Expected values if not correlated: [1 2 3]
Estimated values: [ 0.78239025  3.25239688 -1.01074947]


Great! So, the EC function returned the exact same estimates as the TC function. Its only additional requirement was for us to say what data sets we thought would be correlated (independent). For this example, we assumed all were independent, even though we knew the first and last were correlated. Now, let's try adding an additional observing system that is independent of the other three to see if we can recover covariances in the errors. To do so, we will add another row and column to the previous error covariance matrix giving:

$\Sigma = \begin{pmatrix} 1 & 0 & 1 & 0 \\ 0 & 2 & 0 & 0 \\ 1 & 0 & 3 & 0 \\ 0 & 0 & 0 & 2 \end{pmatrix}$,

and use affine transformation parameters of $\alpha_l = 1$ and $\beta_l = 2$.

In [12]:
Sigma_offdiag = np.array([[1, 0, 1, 0], [0, 2, 0, 0], [1, 0, 3, 0], [0, 0, 0, 2]])
X = generate_sample(500, Sigma_offdiag, alpha=[0, 2, 4, 1], beta=[1, 3, 5, 2])

ecovar_matrix, _ = ec_covar(X, corr_sets=[0, 1, 0, 2])
print('Expected values error covariance matrix: \n', Sigma_offdiag)
print('Estimated error covariance matrix: \n', ecovar_matrix)

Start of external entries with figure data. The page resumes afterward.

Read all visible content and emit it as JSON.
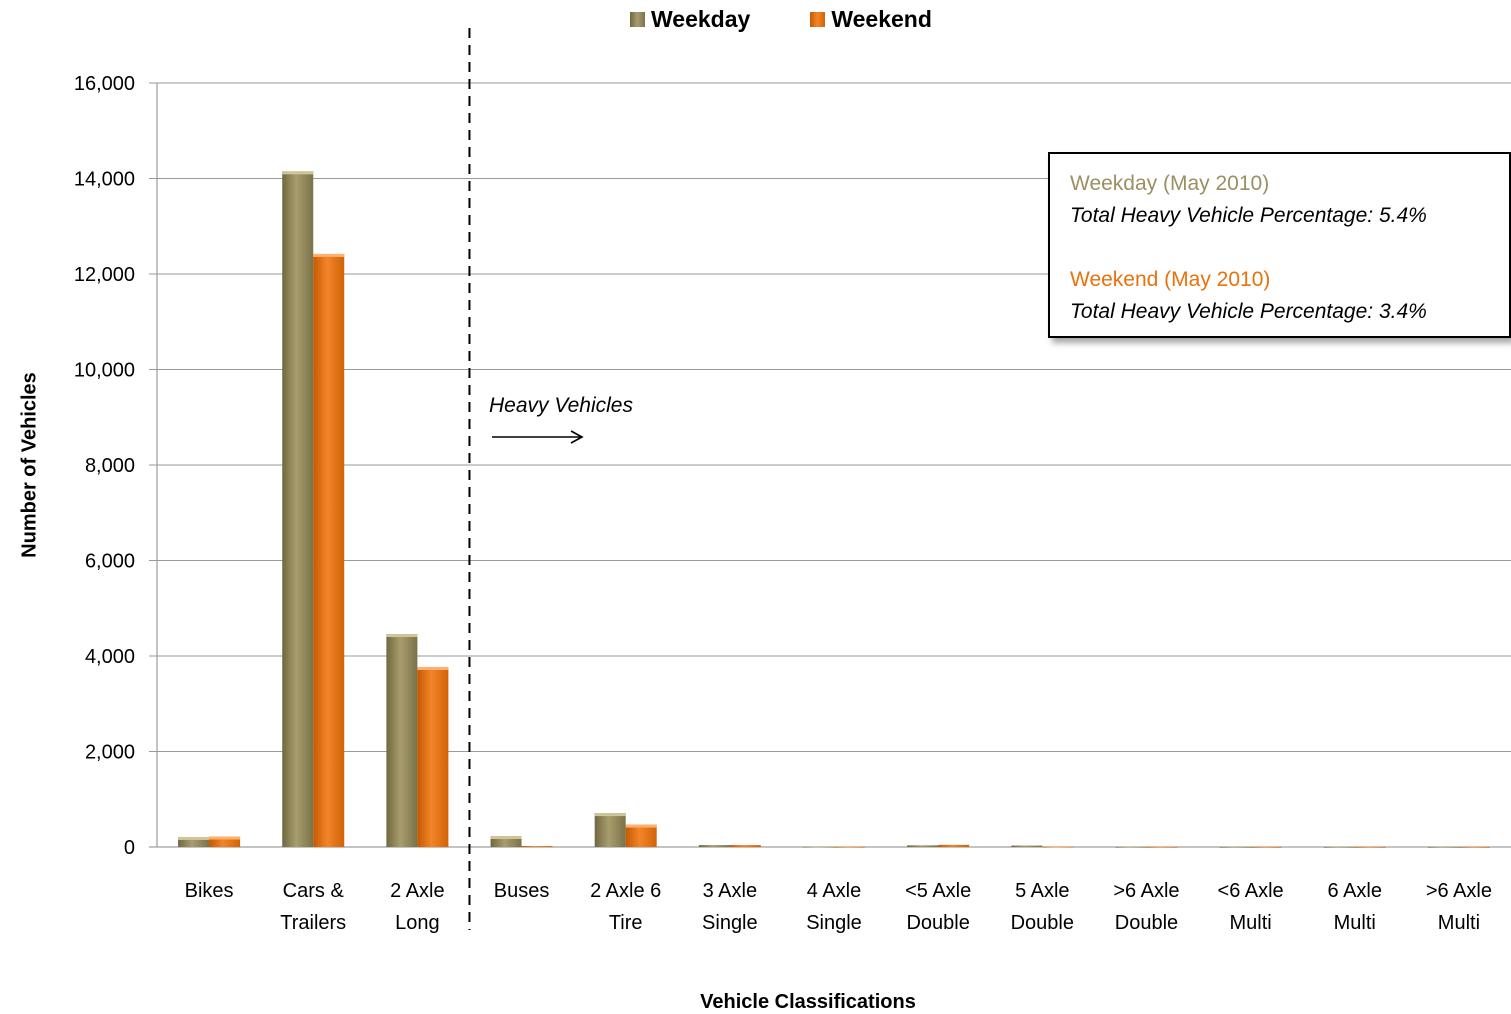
{
  "chart_data": {
    "type": "bar",
    "categories": [
      [
        "Bikes"
      ],
      [
        "Cars &",
        "Trailers"
      ],
      [
        "2 Axle",
        "Long"
      ],
      [
        "Buses"
      ],
      [
        "2 Axle 6",
        "Tire"
      ],
      [
        "3 Axle",
        "Single"
      ],
      [
        "4 Axle",
        "Single"
      ],
      [
        "<5 Axle",
        "Double"
      ],
      [
        "5 Axle",
        "Double"
      ],
      [
        ">6 Axle",
        "Double"
      ],
      [
        "<6 Axle",
        "Multi"
      ],
      [
        "6 Axle",
        "Multi"
      ],
      [
        ">6 Axle",
        "Multi"
      ]
    ],
    "series": [
      {
        "name": "Weekday",
        "color": "#9b9063",
        "values": [
          210,
          14150,
          4460,
          230,
          710,
          40,
          5,
          35,
          30,
          3,
          2,
          2,
          2
        ]
      },
      {
        "name": "Weekend",
        "color": "#e8720c",
        "values": [
          220,
          12420,
          3770,
          20,
          470,
          40,
          3,
          45,
          5,
          2,
          1,
          1,
          1
        ]
      }
    ],
    "xlabel": "Vehicle Classifications",
    "ylabel": "Number of Vehicles",
    "ylim": [
      0,
      16000
    ],
    "yticks": [
      0,
      2000,
      4000,
      6000,
      8000,
      10000,
      12000,
      14000,
      16000
    ],
    "ytick_labels": [
      "0",
      "2,000",
      "4,000",
      "6,000",
      "8,000",
      "10,000",
      "12,000",
      "14,000",
      "16,000"
    ],
    "grid": true,
    "legend": "top-center",
    "annotations": {
      "divider_after_category_index": 2,
      "heavy_label": "Heavy Vehicles",
      "box": {
        "weekday_title": "Weekday (May 2010)",
        "weekday_text": "Total Heavy Vehicle Percentage: 5.4%",
        "weekend_title": "Weekend (May 2010)",
        "weekend_text": "Total Heavy Vehicle Percentage: 3.4%"
      }
    }
  }
}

Expected values error covariance matrix: 
 [[1 0 1 0]
 [0 2 0 0]
 [1 0 3 0]
 [0 0 0 2]]
Estimated error covariance matrix: 
 [[0.94460279 0.         0.64021659 0.        ]
 [0.         2.08540386 0.         0.        ]
 [0.82703071 0.         2.37581586 0.        ]
 [0.         0.         0.         2.14477865]]

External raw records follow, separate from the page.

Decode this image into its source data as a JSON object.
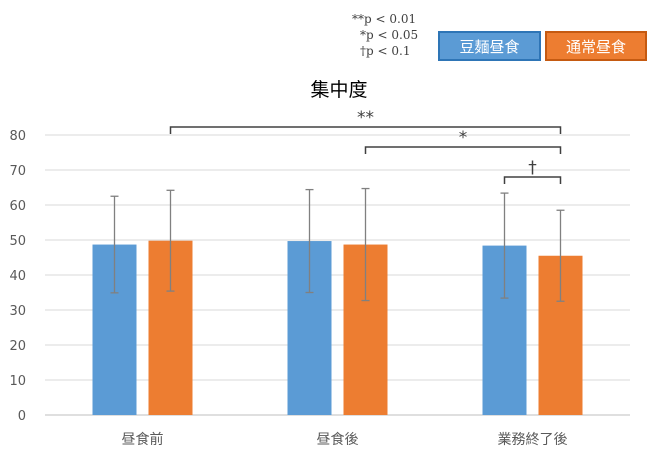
{
  "significance_notes": [
    "**p < 0.01",
    "*p < 0.05",
    "†p < 0.1"
  ],
  "legend": [
    {
      "label": "豆麺昼食",
      "color": "#5b9bd5"
    },
    {
      "label": "通常昼食",
      "color": "#ed7d31"
    }
  ],
  "chart_data": {
    "type": "bar",
    "title": "集中度",
    "categories": [
      "昼食前",
      "昼食後",
      "業務終了後"
    ],
    "series": [
      {
        "name": "豆麺昼食",
        "color": "#5b9bd5",
        "values": [
          48.7,
          49.7,
          48.4
        ],
        "error": [
          13.8,
          14.7,
          15.0
        ]
      },
      {
        "name": "通常昼食",
        "color": "#ed7d31",
        "values": [
          49.8,
          48.7,
          45.5
        ],
        "error": [
          14.4,
          16.0,
          13.0
        ]
      }
    ],
    "ylim": [
      0,
      80
    ],
    "yticks": [
      0,
      10,
      20,
      30,
      40,
      50,
      60,
      70,
      80
    ],
    "grid": true,
    "significance": [
      {
        "label": "**",
        "from": {
          "series": 1,
          "category": 0
        },
        "to": {
          "series": 1,
          "category": 2
        }
      },
      {
        "label": "*",
        "from": {
          "series": 1,
          "category": 1
        },
        "to": {
          "series": 1,
          "category": 2
        }
      },
      {
        "label": "†",
        "from": {
          "series": 0,
          "category": 2
        },
        "to": {
          "series": 1,
          "category": 2
        }
      }
    ]
  }
}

As we can see, adding this additional data set allowed use to have a better estimate of the error variances and covariance. While not all estimates are within 10% of the true value, additional samples would increase the accuracy, similar to what is shown above.

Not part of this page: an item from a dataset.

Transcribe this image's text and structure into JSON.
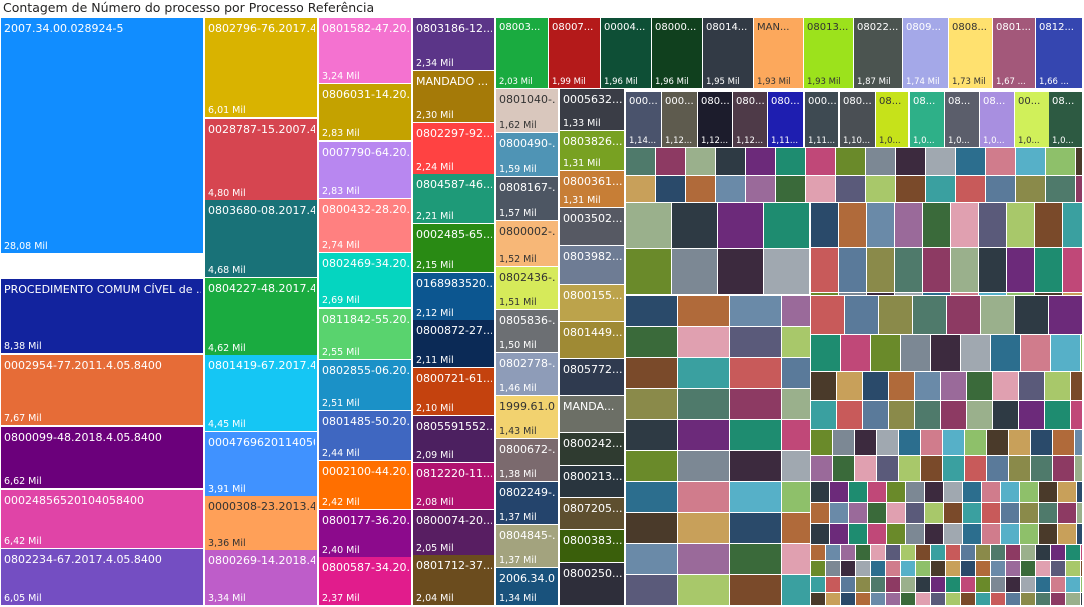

> Note that the error covariance estimates on the off-diagonals are not the same value. This difference is a result of how these terms can be estimated. The error covariance term is determined as $\sigma_{\varepsilon_i, \varepsilon_j} = \sigma_{ij} - \frac{\sigma_{ik} \sigma_{jl}}{\sigma_{kl}}$, where $\sigma_{ij}$ is the covariance of observing systems $i$ and $j$ (and similarly for $k$ and $l$). With this formulation, it is theoretically expected that $\sigma_{\varepsilon_i, \varepsilon_j} = \sigma_{\varepsilon_j, \varepsilon_i}$. However, while $\sigma_{ij} = \sigma_{ji}$, $\sigma_{ik} \sigma_{jl} \ne \sigma_{jk} \sigma_{il}$ in practice due to random noise in the data causing slight non-zero values in these covariances. Therefore, $\sigma_{\varepsilon_i, \varepsilon_j} \ne \sigma_{\varepsilon_j, \varepsilon_i}$ leading to the differences in off diagonal values. When quoting $\sigma_{\varepsilon_i, \varepsilon_j}$ instead of the whole error covariance matrix, we recommend averaging the corresponding off-diagonal values

Finally, while we only show and EC example for four observing systems, EC can be expanded to include any number of observing systems. By adding more systems, more correlations of errors between data sets are allowed, with the only requirement being that at least three of the observing systems are independent.